帰り道、先に帰った翔介を見送った後、2人は駅前のカフェに入った。向かい合って座り、さして飲みたいとも思わないカフェラテを睨みつける。
「……本当に、事故なのかな?」
太一を見ずに明里が口を開いた。
「え?」
思いもしなかった言葉だったのだろう。明里の発言に太一は理解が追い付かず、自分でも驚く程間の抜けた声が出た。

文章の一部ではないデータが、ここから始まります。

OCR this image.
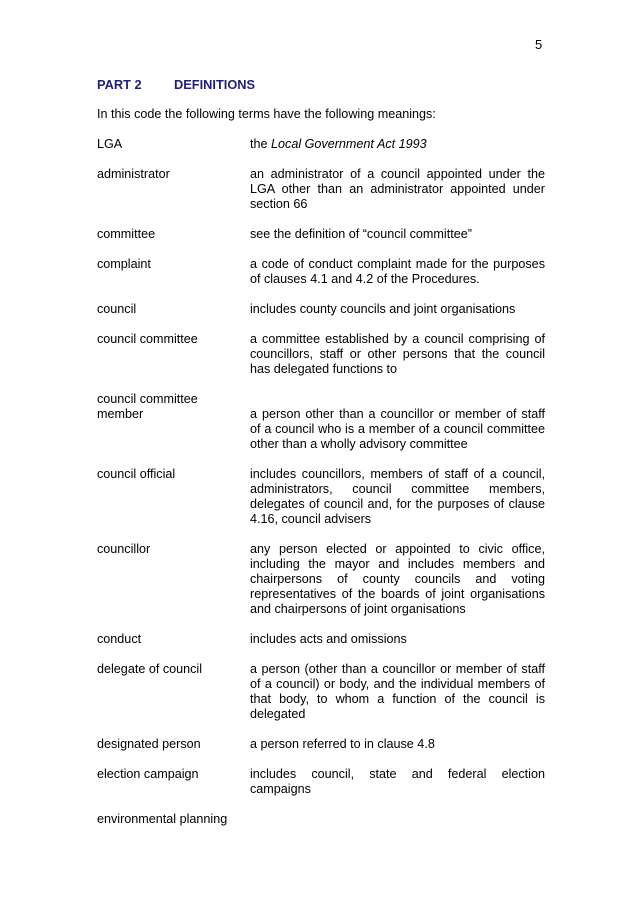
5
PART 2	DEFINITIONS
In this code the following terms have the following meanings:
LGA	the Local Government Act 1993
administrator	an administrator of a council appointed under the LGA other than an administrator appointed under section 66
committee	see the definition of “council committee”
complaint	a code of conduct complaint made for the purposes of clauses 4.1 and 4.2 of the Procedures.
council	includes county councils and joint organisations
council committee	a committee established by a council comprising of councillors, staff or other persons that the council has delegated functions to
council committee
member	a person other than a councillor or member of staff of a council who is a member of a council committee other than a wholly advisory committee
council official	includes councillors, members of staff of a council, administrators, council committee members, delegates of council and, for the purposes of clause 4.16, council advisers
councillor	any person elected or appointed to civic office, including the mayor and includes members and chairpersons of county councils and voting representatives of the boards of joint organisations and chairpersons of joint organisations
conduct	includes acts and omissions
delegate of council	a person (other than a councillor or member of staff of a council) or body, and the individual members of that body, to whom a function of the council is delegated
designated person	a person referred to in clause 4.8
election campaign	includes council, state and federal election campaigns
environmental planning
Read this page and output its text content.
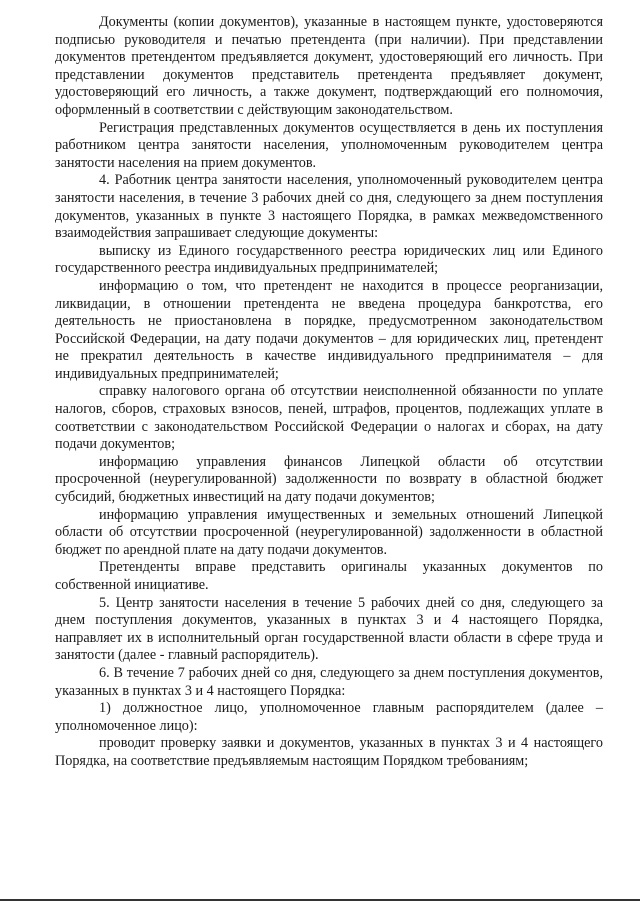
Документы (копии документов), указанные в настоящем пункте, удостоверяются подписью руководителя и печатью претендента (при наличии). При представлении документов претендентом предъявляется документ, удостоверяющий его личность. При представлении документов представитель претендента предъявляет документ, удостоверяющий его личность, а также документ, подтверждающий его полномочия, оформленный в соответствии с действующим законодательством.

Регистрация представленных документов осуществляется в день их поступления работником центра занятости населения, уполномоченным руководителем центра занятости населения на прием документов.

4. Работник центра занятости населения, уполномоченный руководителем центра занятости населения, в течение 3 рабочих дней со дня, следующего за днем поступления документов, указанных в пункте 3 настоящего Порядка, в рамках межведомственного взаимодействия запрашивает следующие документы:

выписку из Единого государственного реестра юридических лиц или Единого государственного реестра индивидуальных предпринимателей;

информацию о том, что претендент не находится в процессе реорганизации, ликвидации, в отношении претендента не введена процедура банкротства, его деятельность не приостановлена в порядке, предусмотренном законодательством Российской Федерации, на дату подачи документов – для юридических лиц, претендент не прекратил деятельность в качестве индивидуального предпринимателя – для индивидуальных предпринимателей;

справку налогового органа об отсутствии неисполненной обязанности по уплате налогов, сборов, страховых взносов, пеней, штрафов, процентов, подлежащих уплате в соответствии с законодательством Российской Федерации о налогах и сборах, на дату подачи документов;

информацию управления финансов Липецкой области об отсутствии просроченной (неурегулированной) задолженности по возврату в областной бюджет субсидий, бюджетных инвестиций на дату подачи документов;

информацию управления имущественных и земельных отношений Липецкой области об отсутствии просроченной (неурегулированной) задолженности в областной бюджет по арендной плате на дату подачи документов.

Претенденты вправе представить оригиналы указанных документов по собственной инициативе.

5. Центр занятости населения в течение 5 рабочих дней со дня, следующего за днем поступления документов, указанных в пунктах 3 и 4 настоящего Порядка, направляет их в исполнительный орган государственной власти области в сфере труда и занятости (далее - главный распорядитель).

6. В течение 7 рабочих дней со дня, следующего за днем поступления документов, указанных в пунктах 3 и 4 настоящего Порядка:

1) должностное лицо, уполномоченное главным распорядителем (далее – уполномоченное лицо):

проводит проверку заявки и документов, указанных в пунктах 3 и 4 настоящего Порядка, на соответствие предъявляемым настоящим Порядком требованиям;
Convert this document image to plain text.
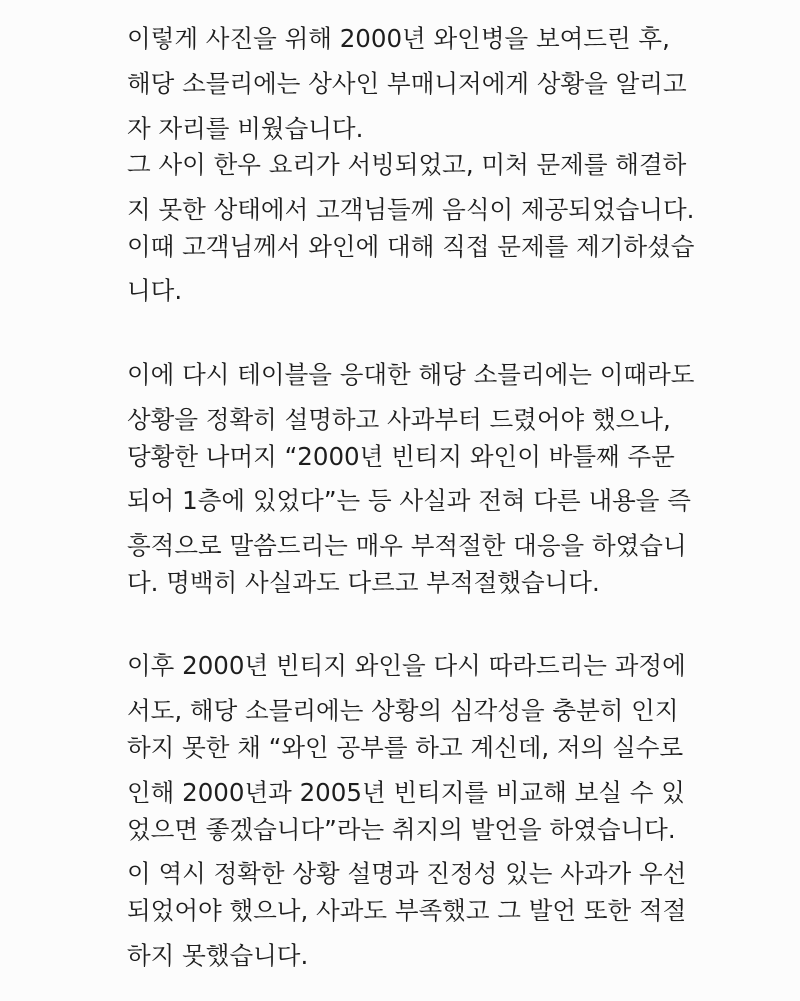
이렇게 사진을 위해 2000년 와인병을 보여드린 후,

해당 소믈리에는 상사인 부매니저에게 상황을 알리고

자 자리를 비웠습니다.

그 사이 한우 요리가 서빙되었고, 미처 문제를 해결하

지 못한 상태에서 고객님들께 음식이 제공되었습니다.

이때 고객님께서 와인에 대해 직접 문제를 제기하셨습

니다.

이에 다시 테이블을 응대한 해당 소믈리에는 이때라도

상황을 정확히 설명하고 사과부터 드렸어야 했으나,

당황한 나머지 “2000년 빈티지 와인이 바틀째 주문

되어 1층에 있었다”는 등 사실과 전혀 다른 내용을 즉

흥적으로 말씀드리는 매우 부적절한 대응을 하였습니

다. 명백히 사실과도 다르고 부적절했습니다.

이후 2000년 빈티지 와인을 다시 따라드리는 과정에

서도, 해당 소믈리에는 상황의 심각성을 충분히 인지

하지 못한 채 “와인 공부를 하고 계신데, 저의 실수로

인해 2000년과 2005년 빈티지를 비교해 보실 수 있

었으면 좋겠습니다”라는 취지의 발언을 하였습니다.

이 역시 정확한 상황 설명과 진정성 있는 사과가 우선

되었어야 했으나, 사과도 부족했고 그 발언 또한 적절

하지 못했습니다.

ぐっと顔を上げてしっかりと太一を見詰めると明里は意志の強い声で続ける。
「事故だとは思ってる。だって事故以外考えられないもん。」
予想外の明里に圧倒された太一は低く喉を鳴らした。
「事故だと思ってる、けどさ……太一君が…」
私と太一が別れた事を、太一が明里を選んだ事を言っているんだ…。
またカフェラテに視線を落とし明里が黙り込む。
「いや、それは無いって。確かに俺等にはいろいろあったけど…そもそも別れを切り出したのだって礼奈だし、俺等が付き合うことになった時も礼奈は笑ってた。」
言い聞かす様に太一は言う。明里にじゃない。自分に言い聞かせてるみたいに。
テーブルの上に置かれた明里の手を自分の手で包み込む。
「事実礼奈は今は山本と付き合ってた…。」
「そう……だよね…。」
それ以上2人が私について話すことはなかった。